Digital City Maturity benchmark
The story of building future global cities
As you are probably reading this on your laptop, tablet or in the rare cases a paperback, you have realized that increasing digitization is a change that affects our lives and is present in various ways. Every change offers opportunities as well as threats and the City of Amsterdam was quick in realizing so. But how can a city best organize itself to serve the citizens optimally in a digitizing society?
Digital inclusion and citizen participation
In order to answer the question above, our GovLab team engaged in a project with the Municipality of Amsterdam focusing on two societal aspects especially relevant for the city council: (Digital) inclusion of all citizens, and citizens participation and democracy. The Municipality of Amsterdam has asked the Deloitte GovLab NL team to research the following questions:
- How mature are Amsterdam and other cities in dealing with both the positive and the negative effects of digitization in the city?
- What are some best practices on digital inclusion and participation?
Key findings of the project
By using Deloitte’s GovLab digital maturity model, the team measured to what extent the building blocks of a city are set up in a way that helps a city to navigate the (social) consequences of a digitizing society, both positively and negatively. On a scale from 1-5, all the participating cities in this study scored between the contender (3) and top performer (4), albeit all with their own strengths and challenges. In a nutshell, here are the key lessons learned:
- Successful citizen participation requires a combination of both offline channels and online tools;
- (Digital) inclusion can be stimulated using a city’s network of public places;
- City organizations can often learn from and collaborate with the private sector on working in a user-centric way;
- A clear vision and a coherent strategic plan are important factors for successful digital transformation;
- Top leadership advocacy of the digital agenda accelerates the speed of change in the city;
- Collaboration with the national government helps to set standardization and scale digital solutions.
View the insights
A personal adventure
For most people January can be a slow month that seems to last forever, but it certainly was not for Aleksandra Arsova, a consultant within the Deloitte GovLab team. She and her team have been working on this benchmarking study for the municipality of Amsterdam where they compared its digital maturity to 6 other global cities and extracted lessons learned from their best practices.

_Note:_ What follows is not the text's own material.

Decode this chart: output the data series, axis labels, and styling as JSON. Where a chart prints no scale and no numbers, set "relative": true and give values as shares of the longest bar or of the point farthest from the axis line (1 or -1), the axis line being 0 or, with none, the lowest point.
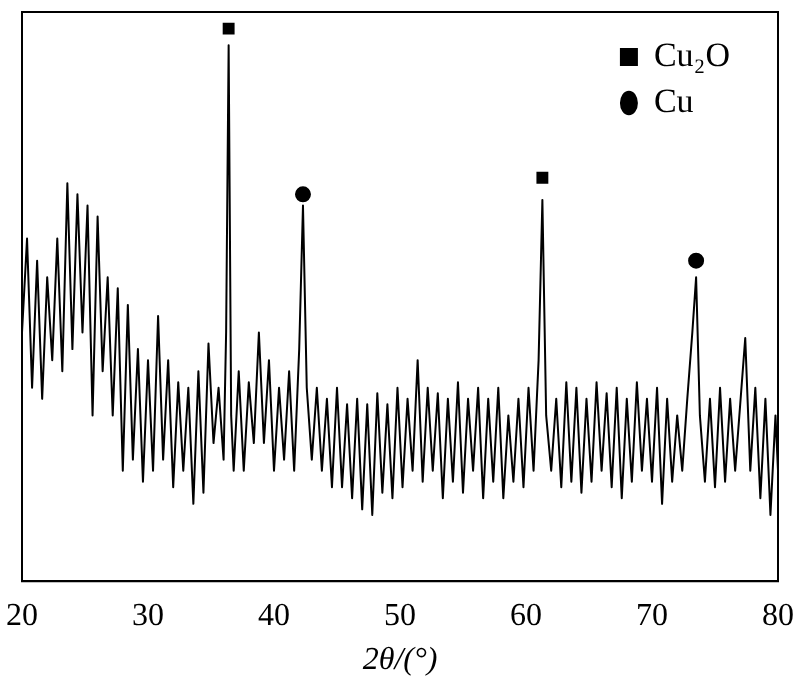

After conducting a large number of interviews with top city officials from Casablanca, Cascais, Copenhagen, Helsinki, Tallinn, Tel Aviv, and Amsterdam itself, the team extracted valuable insights and spotted interesting projects in few of the cities that led to investigate the matter even further.
First, they visited Tallinn where they experienced a totally digitized society covered in snow, and full of friendly faces. The medieval spirit of the town is still prevalent even though their way of living has become extremely modern: 99% of Estonian public services are available online and citizens can real-time track who, how, and for what purpose their data is being used. All of this has been made possible by a very effective software integration layer called X-road. On top of this, citizens can use the AvaLinn app in order to participate in the process of reshaping the public spaces.
The following week the team wandered a bit more south – all the way to Tel Aviv. In Tel Aviv they experienced firsthand how this city uses a customized approach to activate its citizens. Based on their preferences and offers, Tel Avivians enjoy free benefits through the use of a simple application called DigiTel.
For their final stop a few days later, the team visited the capital of Finland. In Helsinki, the team were surprised by the well-organized city at the heart of a welfare state. A lot was learned about how Helsinki serves its citizens and aims to be ‘the most functional city’ in the world. They use a very inclusive feedback system and is improving the use of physical space in the city via a digital space-sharing service.
“We met a lot of Deloitte colleagues in all of these offices, so if you would like to know more about smart cities in these parts of the world, reach out and I will make sure to hook you up with colleagues who are ready to help” said Aleksandra at the end of the project. “I am confident that the project was a huge success, and as a result we are planning on bringing some of the participating cities together to the Deloitte Digital Summit in the Copenhagen, and see if we can spark collaboration based on our study.”
From here on
The report that has been produced together with the case studies, will be used as an input for the digital agenda of the City of Amsterdam. So, be on the scout for a more digital, fun, inclusive, and better Amsterdam in the years to come!